All webscraping begins with Developer Tools and inspecting the structure of the page. For RI-API, I wanted to take the MANY pages of results found on the VisitRhodeIsland.com website and extract their values. The restaurants listed are all on different pages.

pagination

Normally this would still be fine, but the website is some Single Page Application, and the pagination of the results does not change the URL you're accessing. I did not want to manually click through each page, and copy the names by hand. Let's write a program instead!

imports

Puppeteer loads the webpage, and Cheerio gets to work. According to my instructions, the html tree is parsed down to the results, and the restaurant names are pushed into an array for safekeeping.

try block target

And now Puppeteer looks for the "next page" button on the website (which was rather involved). If it exists, Puppeteer clicks it; Puppeteer waits for the page to load; and Cheerio gets to work once again.

catch block

For now, I have my code set to take the whole lot of restaurant names, along with a couple other details, and create a json file out of them. json output

If you go to the /restaurants/ endpoint, you'll get one random entry. If you go to the /restaurants/all endpoint, you'll get the whole list: over 1000! While I'd love to have the time and luxury to visit all 1000+ restaurants in Rhode Island, being able to collect these data and ready them for other uses is not too bad, either.

🤔 Closing thoughts 🤔

This was a fun adventure!
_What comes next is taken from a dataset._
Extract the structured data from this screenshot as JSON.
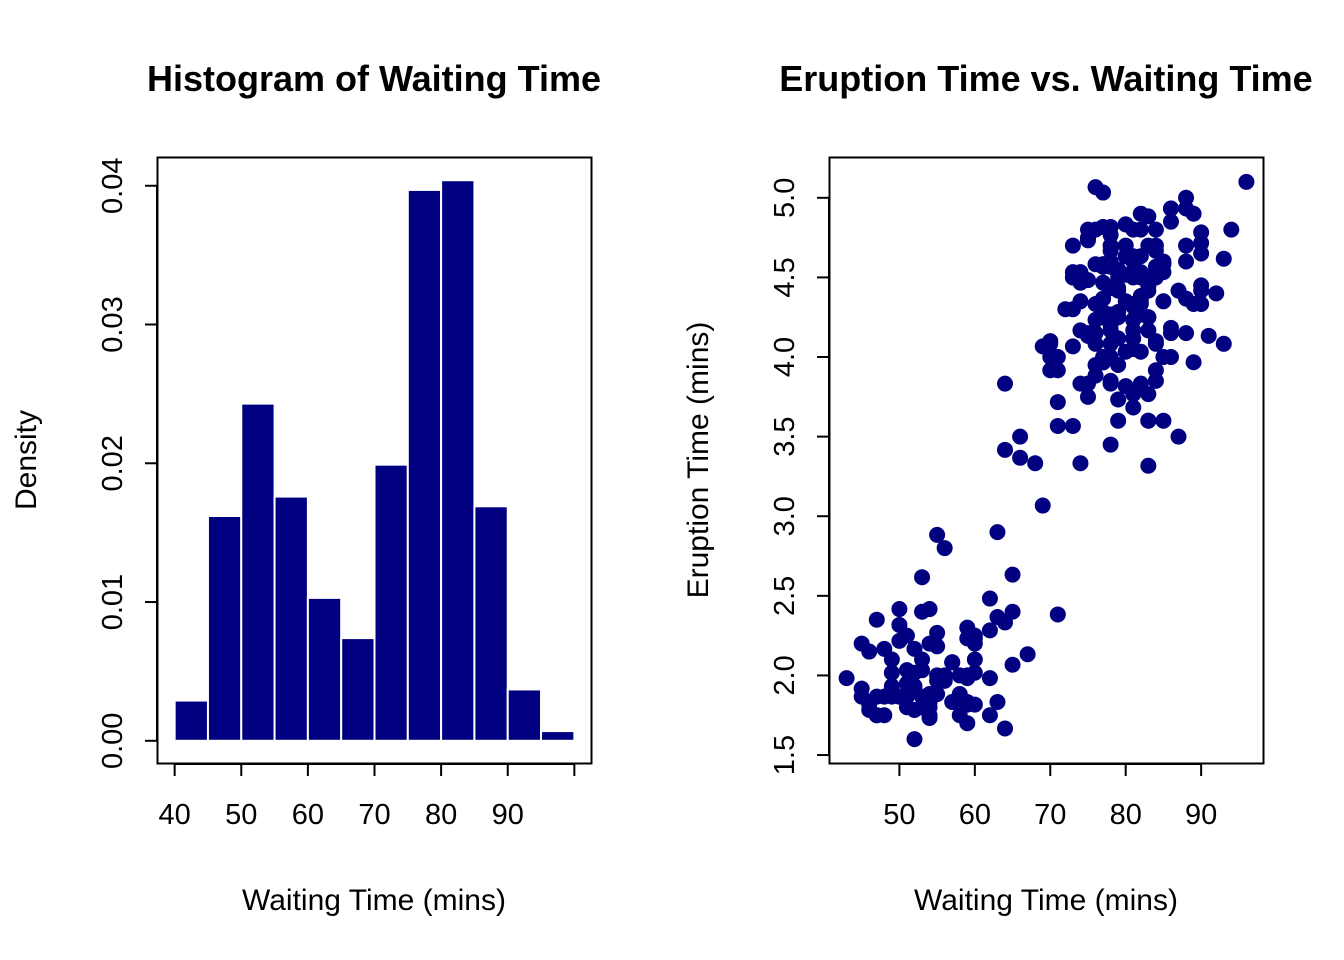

I am always eager to jump on ideas and strike while the iron is hot. Not coding professionally (yet) means I have plenty of ideas, but not plenty of time. Getting familiar with new tools like these web scraping tools lead to many paths. Sophisticated tools like the bots/crawlers that comb data for Large Language Models and other AI/ML activities fall in this arena. As do the aforementioned indexing crawlers like Google's. There are so many machine learning and data mining use cases for these automations.

Thanks for reading, and I hope you take the time to play aorund with some of these technologies!